Sous-entendu is the French word that does the most work in this space. It covers:

  • Sexual innuendo: "C'était clairement un sous-entendu." (That was clearly an innuendo.)
  • Political subtext: "Son discours était plein de sous-entendus." (His speech was full of implied meanings.)
  • Social hints: "Elle a fait un sous-entendu sur leur relation." (She hinted at something about their relationship.)

Where English uses "double entendre" primarily for suggestive wordplay, sous-entendu covers the full range, from dirty jokes to diplomatic subtext. It's a more useful word.

Why This Matters for Learners

This is a pattern worth recognizing. English has many phrases that look French but aren't used in France:

English "French"Actual FrenchStatus
Double entendreDouble sens / Sous-entenduFake French
RSVP (used as a verb)Répondre (just the verb)Abbreviation, not a verb in French
Résumé (for CV)CVRésumé means "summary"
Fiancé (for any gender)Fiancé (m) / Fiancée (f)English dropped the gender distinction
Encore! (requesting a repeat)Bis!Encore means "again/still"

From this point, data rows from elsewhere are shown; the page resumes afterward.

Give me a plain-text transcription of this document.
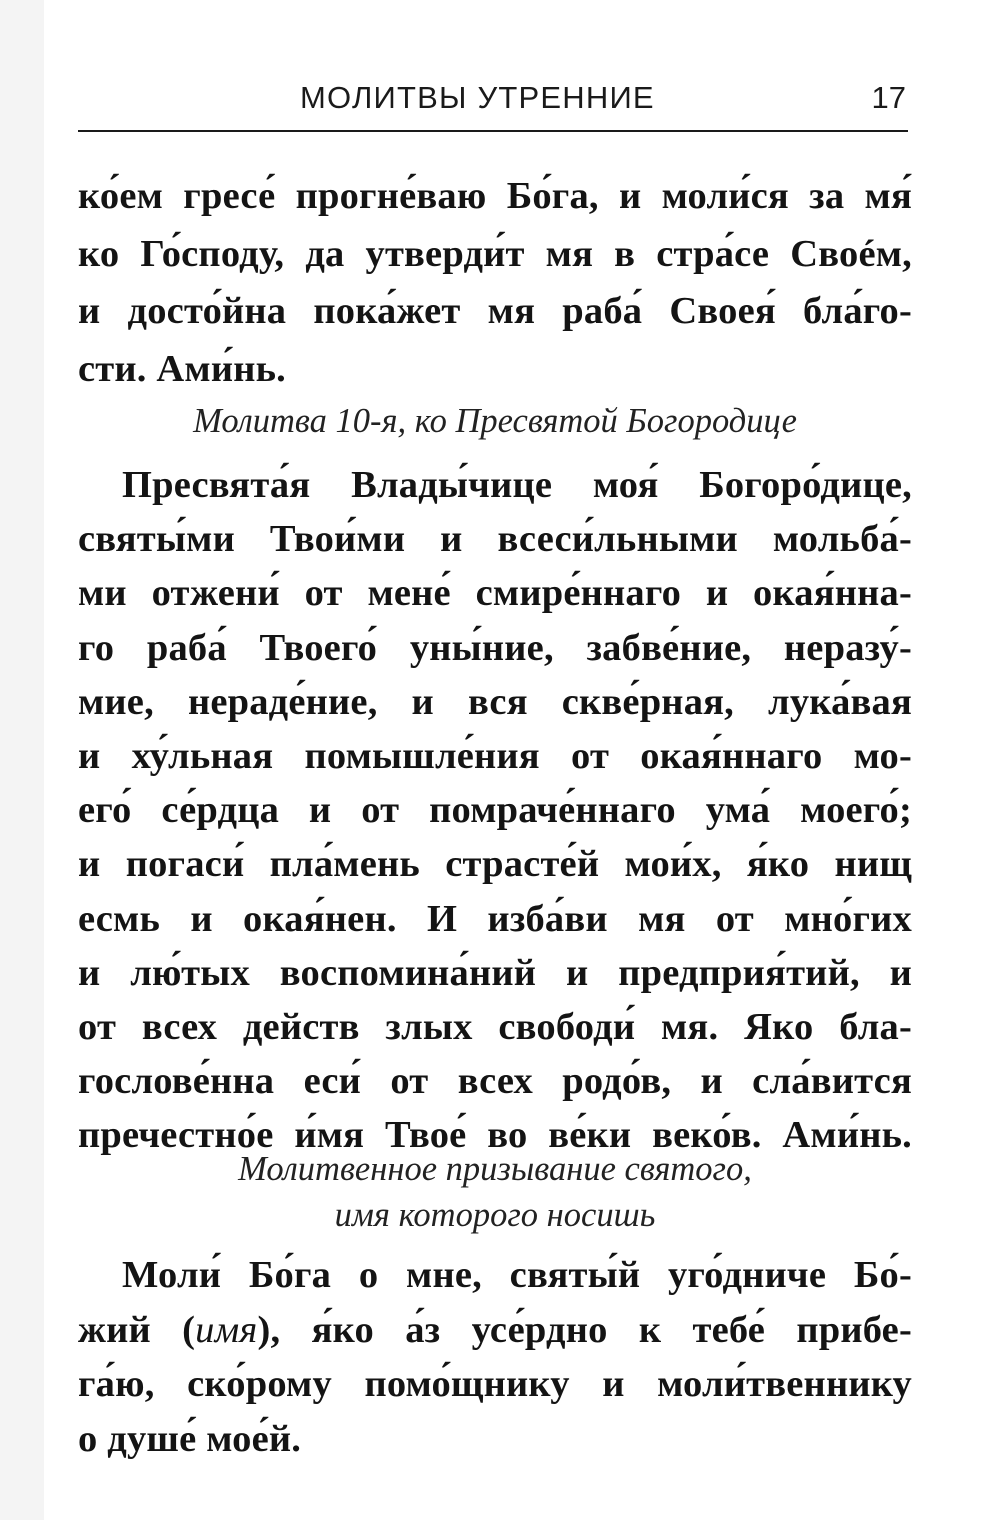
МОЛИТВЫ УТРЕННИЕ	17
ко́ем гресе́ прогне́ваю Бо́га, и моли́ся за мя́
ко Го́споду, да утверди́т мя в стра́се Своéм,
и досто́йна пока́жет мя раба́ Своея́ бла́го-
сти. Ами́нь.
Молитва 10-я, ко Пресвятой Богородице
Пресвята́я Влады́чице моя́ Богоро́дице,
святы́ми Твои́ми и всеси́льными мольба́-
ми отжени́ от мене́ смире́ннаго и окая́нна-
го раба́ Твоего́ уны́ние, забве́ние, неразу́-
мие, нераде́ние, и вся скве́рная, лука́вая
и ху́льная помышле́ния от окая́ннаго мо-
его́ се́рдца и от помраче́ннаго ума́ моего́;
и погаси́ пла́мень страсте́й мои́х, я́ко нищ
есмь и окая́нен. И изба́ви мя от мно́гих
и лю́тых воспомина́ний и предприя́тий, и
от всех действ злых свободи́ мя. Яко бла-
гослове́нна еси́ от всех родо́в, и сла́вится
пречестно́е и́мя Твое́ во ве́ки веко́в. Ами́нь.
Молитвенное призывание святого,
имя которого носишь
Моли́ Бо́га о мне, святы́й уго́дниче Бо́-
жий (имя), я́ко а́з усе́рдно к тебе́ прибе-
га́ю, ско́рому помо́щнику и моли́твеннику
о душе́ мое́й.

Knowing these differences saves you from a very specific kind of embarrassment: confidently using a phrase you think is French, in France, to a French person who has never heard it.

How to Pronounce the Real Words

Double sens: doob-luh SAHNS

  • The "s" at the end of sens is pronounced (unlike most French final consonants)

Sous-entendu: soo-zahn-tahn-DÜ

  • The "s" in sous links to the vowel in entendu (liaison)
  • The final "u" is the French [y] sound, not "oo"

Practice These

  1. "C'est un double sens." (It's a double meaning.) Matter-of-fact.
  2. "Y'a un sous-entendu là, non ?" (There's an implication there, right?) Playful, knowing.
  3. "Arrête avec tes sous-entendus !" (Stop with your innuendos!) Teasing.
  4. "C'est plein de sous-entendus, ce film." (This movie is full of double meanings.)

These are phrases you'd actually hear in a French conversation about a movie, a joke, or a friend's suspicious comment. Practice them with Spokira's pronunciation coaching to get the rhythm right.

The Verdict

Do French people say "double entendre"? No. The phrase was assembled in English from French parts, like furniture from a store where the instructions are in another language. The result looks right but isn't quite how the original manufacturer intended.

Use double sens for the neutral concept. Use sous-entendu for the suggestive one. And enjoy knowing something most English speakers don't: their favorite "French" phrase isn't French at all.